Our world is more broken than ever: the reign of the risen and exalted Christ is not realised yet.  That is to come in God’s time, be it soon, be it late. But the resurrection invites us into the movement of God’s eternal love for the world to play our part in embodying and living it in our own love for the world and our service of humanity. It is as clear as the day in this morning’s gospel: ‘this is my commandment, that you love one another as I have loved you.’ The greater love of a friend for a friend, of a comrade for a comrade, of one human being for another is the love of the Saviour for his people, of an incarnate Son for those whose lives he comes into our world to share. The laying down of our lives for our friends delineates the cross-shaped character of our humanity as the Spirit of Jesus is re-making it in his own image. It is the self-emptying, self-giving sacrificial character of God himself. It is how love manifests itself in the myriad ways whose truth and beauty we see all around us when people are good, and merciful, just, and kind, that is to say, when they act out of their true God-given humanity and recognise, with Julian, that in all things, ‘love was his meaning’. 

We have just emerged from an election. Our freedoms to speak, debate and vote are central to VE Day, because the war was fought precisely to resist the tyranny that overwhelmed Europe in the 1930s. Now our politicians must turn their thoughts to building a society where people flourish, the common good is honoured, and all are treated with justice and compassion. Peace-making and the quest for a better world order, about which we have heard far too little in the campaign, require that the voice of the weak is heard, refugees are cared for, the despairing are given hope and the poor are not forgotten. But the lesson of the last war is that nationhood, like patriotism, is not enough. Our flourishing happens as we play our part in the family of nations to whom it falls to care for the world and for humanity. This was the vision that sustained those who fought and fell in the war, and the architects of the peace that followed seventy years ago.

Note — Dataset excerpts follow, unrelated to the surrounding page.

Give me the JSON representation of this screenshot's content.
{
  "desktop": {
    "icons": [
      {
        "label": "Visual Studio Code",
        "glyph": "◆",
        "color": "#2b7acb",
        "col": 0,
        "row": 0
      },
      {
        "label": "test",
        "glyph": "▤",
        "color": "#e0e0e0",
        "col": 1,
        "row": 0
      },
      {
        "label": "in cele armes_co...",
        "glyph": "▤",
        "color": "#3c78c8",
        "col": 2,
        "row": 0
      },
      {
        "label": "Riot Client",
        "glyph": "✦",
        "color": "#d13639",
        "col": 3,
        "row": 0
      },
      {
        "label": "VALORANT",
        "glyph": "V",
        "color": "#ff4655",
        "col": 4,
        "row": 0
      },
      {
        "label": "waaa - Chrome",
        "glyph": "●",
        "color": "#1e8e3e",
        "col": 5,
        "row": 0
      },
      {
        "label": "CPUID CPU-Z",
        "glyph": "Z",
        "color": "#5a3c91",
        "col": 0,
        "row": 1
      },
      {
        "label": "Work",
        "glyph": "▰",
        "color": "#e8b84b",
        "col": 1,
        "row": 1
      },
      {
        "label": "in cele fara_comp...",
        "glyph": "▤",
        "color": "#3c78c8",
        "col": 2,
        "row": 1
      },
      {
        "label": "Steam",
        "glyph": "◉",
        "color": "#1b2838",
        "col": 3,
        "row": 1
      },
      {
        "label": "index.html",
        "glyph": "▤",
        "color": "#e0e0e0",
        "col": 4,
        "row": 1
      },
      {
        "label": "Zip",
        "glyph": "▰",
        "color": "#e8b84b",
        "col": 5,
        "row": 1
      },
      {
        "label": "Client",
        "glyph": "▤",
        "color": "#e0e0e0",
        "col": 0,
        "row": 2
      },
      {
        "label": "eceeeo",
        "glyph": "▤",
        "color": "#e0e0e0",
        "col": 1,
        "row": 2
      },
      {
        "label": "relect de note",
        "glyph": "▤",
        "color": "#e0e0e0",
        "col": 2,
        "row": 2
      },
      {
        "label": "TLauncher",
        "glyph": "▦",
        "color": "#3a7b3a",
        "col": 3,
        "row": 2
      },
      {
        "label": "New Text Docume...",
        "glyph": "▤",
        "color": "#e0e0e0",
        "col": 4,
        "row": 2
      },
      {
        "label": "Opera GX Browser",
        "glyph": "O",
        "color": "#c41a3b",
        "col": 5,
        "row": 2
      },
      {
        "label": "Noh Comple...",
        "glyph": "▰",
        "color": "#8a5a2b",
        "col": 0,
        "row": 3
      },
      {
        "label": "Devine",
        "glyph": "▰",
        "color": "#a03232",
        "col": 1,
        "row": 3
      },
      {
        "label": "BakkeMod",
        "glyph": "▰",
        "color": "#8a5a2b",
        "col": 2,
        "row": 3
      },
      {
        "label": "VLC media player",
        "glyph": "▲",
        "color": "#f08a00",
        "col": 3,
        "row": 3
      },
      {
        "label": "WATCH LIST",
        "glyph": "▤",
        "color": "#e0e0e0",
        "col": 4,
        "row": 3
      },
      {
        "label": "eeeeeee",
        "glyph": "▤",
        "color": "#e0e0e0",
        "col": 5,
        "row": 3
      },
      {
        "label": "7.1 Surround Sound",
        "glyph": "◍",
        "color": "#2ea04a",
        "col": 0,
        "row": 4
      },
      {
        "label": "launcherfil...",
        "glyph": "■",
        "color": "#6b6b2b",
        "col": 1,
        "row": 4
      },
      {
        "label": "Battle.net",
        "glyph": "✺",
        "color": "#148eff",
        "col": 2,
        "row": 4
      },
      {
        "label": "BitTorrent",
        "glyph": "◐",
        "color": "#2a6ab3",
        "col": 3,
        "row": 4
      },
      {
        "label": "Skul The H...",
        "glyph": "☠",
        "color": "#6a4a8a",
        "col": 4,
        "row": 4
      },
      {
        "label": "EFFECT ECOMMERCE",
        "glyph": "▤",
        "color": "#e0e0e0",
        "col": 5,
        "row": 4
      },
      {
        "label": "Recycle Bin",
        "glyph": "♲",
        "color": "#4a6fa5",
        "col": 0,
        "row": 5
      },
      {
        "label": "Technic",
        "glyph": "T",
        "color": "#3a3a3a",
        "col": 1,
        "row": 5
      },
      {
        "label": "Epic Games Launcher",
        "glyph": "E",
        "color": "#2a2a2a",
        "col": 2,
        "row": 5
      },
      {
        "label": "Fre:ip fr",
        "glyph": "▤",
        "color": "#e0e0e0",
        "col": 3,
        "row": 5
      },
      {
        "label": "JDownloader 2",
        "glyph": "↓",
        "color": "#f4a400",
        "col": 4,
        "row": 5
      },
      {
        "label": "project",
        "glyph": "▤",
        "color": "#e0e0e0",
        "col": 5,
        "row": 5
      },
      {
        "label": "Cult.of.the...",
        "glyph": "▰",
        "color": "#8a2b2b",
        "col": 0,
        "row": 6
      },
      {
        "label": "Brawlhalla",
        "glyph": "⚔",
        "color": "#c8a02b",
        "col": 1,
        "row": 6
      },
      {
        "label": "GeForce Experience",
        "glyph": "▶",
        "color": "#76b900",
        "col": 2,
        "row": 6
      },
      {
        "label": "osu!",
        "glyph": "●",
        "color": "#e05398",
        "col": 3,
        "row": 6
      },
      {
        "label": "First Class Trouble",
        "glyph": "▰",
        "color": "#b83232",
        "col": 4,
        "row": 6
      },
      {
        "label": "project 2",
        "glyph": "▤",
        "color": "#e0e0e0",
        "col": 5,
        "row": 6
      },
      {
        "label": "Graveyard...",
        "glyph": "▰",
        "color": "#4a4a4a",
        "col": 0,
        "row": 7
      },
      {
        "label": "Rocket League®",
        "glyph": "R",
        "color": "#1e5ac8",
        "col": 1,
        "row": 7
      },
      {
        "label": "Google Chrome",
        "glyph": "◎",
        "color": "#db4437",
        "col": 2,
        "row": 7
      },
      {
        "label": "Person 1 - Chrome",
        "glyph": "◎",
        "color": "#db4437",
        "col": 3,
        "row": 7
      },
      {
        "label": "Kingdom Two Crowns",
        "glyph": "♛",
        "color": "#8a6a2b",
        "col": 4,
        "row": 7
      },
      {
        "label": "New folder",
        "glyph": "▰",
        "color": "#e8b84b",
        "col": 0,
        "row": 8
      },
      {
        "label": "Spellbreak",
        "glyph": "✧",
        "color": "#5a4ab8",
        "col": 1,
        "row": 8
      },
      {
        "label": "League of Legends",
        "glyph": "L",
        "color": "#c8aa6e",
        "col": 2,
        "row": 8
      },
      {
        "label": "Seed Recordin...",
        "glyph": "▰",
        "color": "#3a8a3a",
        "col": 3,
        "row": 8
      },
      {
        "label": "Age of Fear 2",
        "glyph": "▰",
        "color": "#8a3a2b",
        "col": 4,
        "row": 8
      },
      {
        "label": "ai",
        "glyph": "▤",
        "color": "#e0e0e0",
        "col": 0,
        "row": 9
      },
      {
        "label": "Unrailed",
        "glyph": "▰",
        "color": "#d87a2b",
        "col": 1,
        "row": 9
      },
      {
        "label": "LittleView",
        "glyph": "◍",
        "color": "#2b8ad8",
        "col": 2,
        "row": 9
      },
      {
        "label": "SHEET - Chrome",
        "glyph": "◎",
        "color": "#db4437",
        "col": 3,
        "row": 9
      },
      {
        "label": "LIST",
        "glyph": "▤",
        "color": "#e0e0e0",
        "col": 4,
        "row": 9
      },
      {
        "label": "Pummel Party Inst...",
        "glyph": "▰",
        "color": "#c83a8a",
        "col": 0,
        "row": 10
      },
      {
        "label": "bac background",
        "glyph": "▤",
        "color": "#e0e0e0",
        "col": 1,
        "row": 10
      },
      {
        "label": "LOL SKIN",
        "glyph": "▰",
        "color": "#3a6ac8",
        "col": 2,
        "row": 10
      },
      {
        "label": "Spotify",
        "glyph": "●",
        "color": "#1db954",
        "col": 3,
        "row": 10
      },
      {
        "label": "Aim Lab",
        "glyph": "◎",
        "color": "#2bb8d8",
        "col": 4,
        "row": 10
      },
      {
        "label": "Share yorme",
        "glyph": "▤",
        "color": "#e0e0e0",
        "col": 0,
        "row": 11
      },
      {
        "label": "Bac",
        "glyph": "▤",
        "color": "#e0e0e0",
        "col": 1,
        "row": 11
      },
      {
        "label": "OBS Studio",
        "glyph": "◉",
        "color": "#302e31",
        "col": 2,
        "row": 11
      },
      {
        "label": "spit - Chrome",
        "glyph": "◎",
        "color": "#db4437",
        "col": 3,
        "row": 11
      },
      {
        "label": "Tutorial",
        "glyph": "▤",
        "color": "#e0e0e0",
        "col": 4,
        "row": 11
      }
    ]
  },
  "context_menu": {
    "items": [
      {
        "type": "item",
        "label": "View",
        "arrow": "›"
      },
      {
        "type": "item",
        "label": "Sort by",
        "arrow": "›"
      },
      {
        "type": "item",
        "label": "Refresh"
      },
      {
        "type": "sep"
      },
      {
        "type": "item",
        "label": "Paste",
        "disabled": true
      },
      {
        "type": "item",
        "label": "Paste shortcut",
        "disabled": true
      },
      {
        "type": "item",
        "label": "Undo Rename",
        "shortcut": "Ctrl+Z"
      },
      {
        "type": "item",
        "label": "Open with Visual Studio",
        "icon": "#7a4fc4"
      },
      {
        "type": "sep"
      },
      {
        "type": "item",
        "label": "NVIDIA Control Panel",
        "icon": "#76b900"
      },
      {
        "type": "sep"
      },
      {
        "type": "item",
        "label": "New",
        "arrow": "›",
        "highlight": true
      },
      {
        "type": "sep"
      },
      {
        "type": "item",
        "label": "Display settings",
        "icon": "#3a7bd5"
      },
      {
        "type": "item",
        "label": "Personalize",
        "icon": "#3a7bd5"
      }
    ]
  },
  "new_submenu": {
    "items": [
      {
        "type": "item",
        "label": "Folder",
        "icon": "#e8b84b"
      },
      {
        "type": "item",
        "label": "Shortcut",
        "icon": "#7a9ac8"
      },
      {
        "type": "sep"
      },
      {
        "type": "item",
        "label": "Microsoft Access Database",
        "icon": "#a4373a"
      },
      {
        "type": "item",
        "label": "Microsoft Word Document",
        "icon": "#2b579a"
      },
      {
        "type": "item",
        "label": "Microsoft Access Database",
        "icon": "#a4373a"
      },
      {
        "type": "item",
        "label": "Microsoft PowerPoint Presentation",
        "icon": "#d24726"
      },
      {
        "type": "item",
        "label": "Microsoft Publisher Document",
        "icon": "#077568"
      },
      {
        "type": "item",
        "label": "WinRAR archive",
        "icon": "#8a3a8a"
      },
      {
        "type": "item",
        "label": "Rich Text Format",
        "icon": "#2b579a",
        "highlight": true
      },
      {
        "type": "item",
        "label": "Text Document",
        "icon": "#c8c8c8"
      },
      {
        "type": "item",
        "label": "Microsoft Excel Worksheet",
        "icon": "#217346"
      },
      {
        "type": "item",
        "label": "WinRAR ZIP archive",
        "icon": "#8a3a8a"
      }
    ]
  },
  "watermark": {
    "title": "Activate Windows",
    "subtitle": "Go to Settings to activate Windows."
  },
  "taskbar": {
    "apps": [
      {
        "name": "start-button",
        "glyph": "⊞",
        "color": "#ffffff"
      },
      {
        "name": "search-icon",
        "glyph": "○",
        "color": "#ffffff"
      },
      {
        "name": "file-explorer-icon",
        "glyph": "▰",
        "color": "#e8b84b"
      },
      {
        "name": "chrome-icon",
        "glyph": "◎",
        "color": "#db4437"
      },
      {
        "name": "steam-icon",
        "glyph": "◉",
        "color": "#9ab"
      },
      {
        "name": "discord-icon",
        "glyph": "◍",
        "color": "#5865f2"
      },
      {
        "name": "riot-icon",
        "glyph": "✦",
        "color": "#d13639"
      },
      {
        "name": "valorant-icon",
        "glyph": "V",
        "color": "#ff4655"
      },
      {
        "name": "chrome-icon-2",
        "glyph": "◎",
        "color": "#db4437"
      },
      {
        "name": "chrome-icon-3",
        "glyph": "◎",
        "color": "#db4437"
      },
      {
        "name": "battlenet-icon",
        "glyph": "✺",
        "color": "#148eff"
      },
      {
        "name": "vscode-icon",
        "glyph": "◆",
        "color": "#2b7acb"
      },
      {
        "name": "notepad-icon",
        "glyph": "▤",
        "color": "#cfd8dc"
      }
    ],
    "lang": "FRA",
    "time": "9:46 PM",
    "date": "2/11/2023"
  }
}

Mother Julian gives us the inspiration to turn our hope into the prayer that all may be well because ‘love is his meaning’. She says: ‘See that I am God. See that I am in everything. See that I do everything. See that I have never stopped ordering my works, nor ever shall, eternally. See that I lead everything on to the conclusion I ordained for it before time began, by the same power, wisdom and love with which I made it. How can anything be amiss?’. This is what we see with our own eyes at Golgotha in the greater love God shows us as he lays down his life for his friends. 

Durham Cathedral, 10 May 2015.  1 John 5.1-6, John 15.9-17

1 comment:

  1. A message of reconciliation. Moving and appropriate. Something to keep reading over and over again.